Detailed Description |
|
Single sheet comprised twenty-two two line stanzas detailing troubles, calling for repentance, and praying for the coming New Year. The sheet was folded and mailed, perhaps as a call for a moral awakening New Years greeting. The verso, used as an envelope, is addressed to Herrn Dr. David Kaufmann in Vienna and has a cancelled Austrian stamp. The text is in two columns in unvocalized square letters with key words printed in bold letters. The first stanza begins My people! On whom do you trust? – for you have REBELLED against your God, going in the way of other nations – and following their abominations. It concludes with the traditional New Year salutation that the recipient should be written for a good life.

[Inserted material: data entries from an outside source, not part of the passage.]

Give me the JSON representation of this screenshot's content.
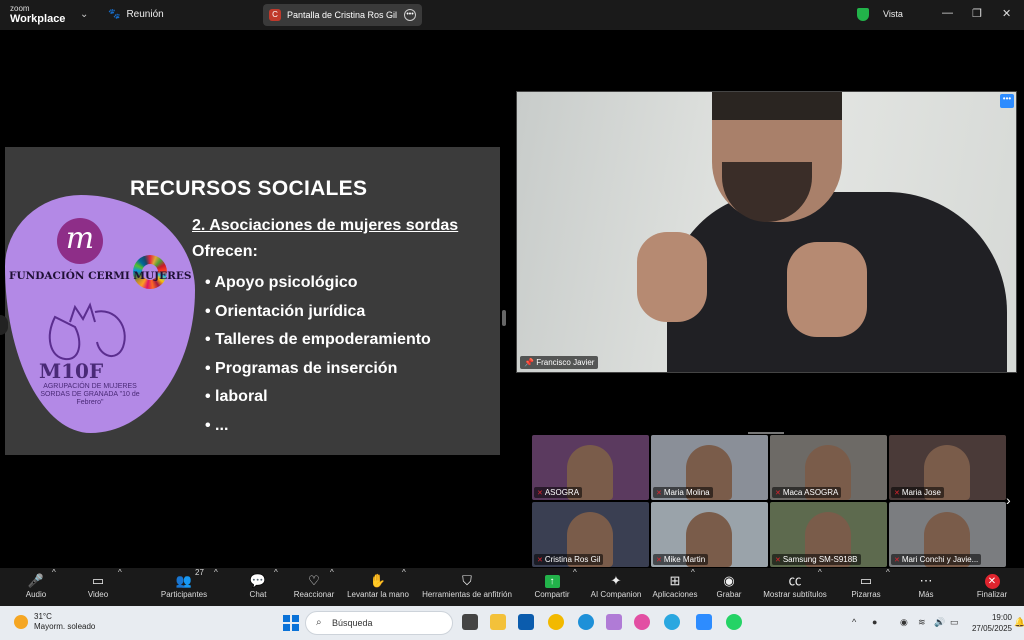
{
  "titlebar": {
    "brand_top": "zoom",
    "brand_bottom": "Workplace",
    "meeting_label": "Reunión",
    "share_initial": "C",
    "share_label": "Pantalla de Cristina Ros Gil",
    "view_label": "Vista"
  },
  "slide": {
    "title": "RECURSOS SOCIALES",
    "subtitle": "2. Asociaciones de mujeres sordas",
    "offer": "Ofrecen:",
    "bullets": [
      "Apoyo psicológico",
      "Orientación jurídica",
      "Talleres de empoderamiento",
      "Programas de inserción",
      "laboral",
      "..."
    ],
    "logo_letter": "m",
    "org_name": "FUNDACIÓN CERMI MUJERES",
    "m10f_title": "M10F",
    "m10f_caption": "AGRUPACIÓN DE MUJERES SORDAS DE GRANADA \"10 de Febrero\""
  },
  "speaker": {
    "name": "Francisco Javier"
  },
  "gallery": [
    {
      "name": "ASOGRA",
      "bg": "#5b3a5f"
    },
    {
      "name": "Maria Molina",
      "bg": "#8a8f98"
    },
    {
      "name": "Maca ASOGRA",
      "bg": "#6d6a66"
    },
    {
      "name": "Maria Jose",
      "bg": "#4a3a38"
    },
    {
      "name": "Cristina Ros Gil",
      "bg": "#3a3f52"
    },
    {
      "name": "Mike Martin",
      "bg": "#9aa3aa"
    },
    {
      "name": "Samsung SM-S918B",
      "bg": "#5d6a4e"
    },
    {
      "name": "Mari Conchi y Javie...",
      "bg": "#7b7d80"
    }
  ],
  "toolbar": {
    "audio": "Audio",
    "video": "Video",
    "participants": "Participantes",
    "participants_count": "27",
    "chat": "Chat",
    "react": "Reaccionar",
    "raise_hand": "Levantar la mano",
    "host_tools": "Herramientas de anfitrión",
    "share": "Compartir",
    "ai_companion": "AI Companion",
    "apps": "Aplicaciones",
    "record": "Grabar",
    "captions": "Mostrar subtítulos",
    "whiteboards": "Pizarras",
    "more": "Más",
    "end": "Finalizar"
  },
  "taskbar": {
    "temp": "31°C",
    "weather": "Mayorm. soleado",
    "search_placeholder": "Búsqueda",
    "time": "19:00",
    "date": "27/05/2025"
  }
}
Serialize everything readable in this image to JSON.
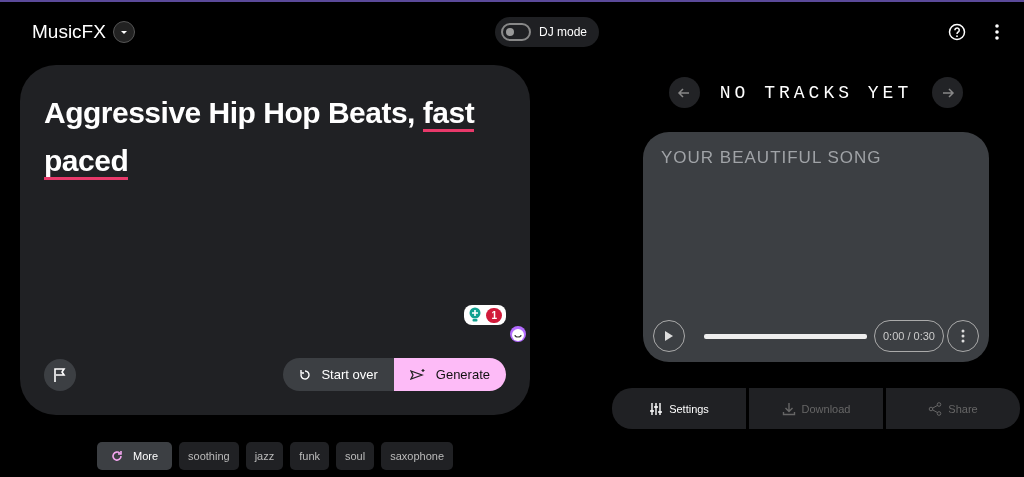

Shimon Bachrach (Simon Bacher, 1823–1891), the author of this Rosh Ha-Shanah wake up call, was a Hebrew translator. He was born in Szent Miklos, Hungary, and was the father of the Orientalist Wilhelm Bacher and a descendant of R. Jair Hayyim Bacharach (1638-1702). When writing in Hebrew, he used the latter's surname. In 1867 he moved to Budapest, where he was employed as a bookkeeper. From 1874 until his death he served as the treasurer of the Jewish community. Bacher wrote poetry in the flowery style of the Haskalah and also translated German and Hungarian poetry into Hebrew. He was a regular contributor to the Hebrew periodicals Ha-Havazzelet and Kokhevei Yizhak. In 1865 his Hebrew translation of Lessing's Nathan der Weise appeared in Vienna, and in 1868 he published Zemirot ha-Arez ("Songs of the Land"), an anthology of translations from Hungarian poetry. His selected works Sha'ar Shimon (3 vols., 1894), were published posthumously by his son.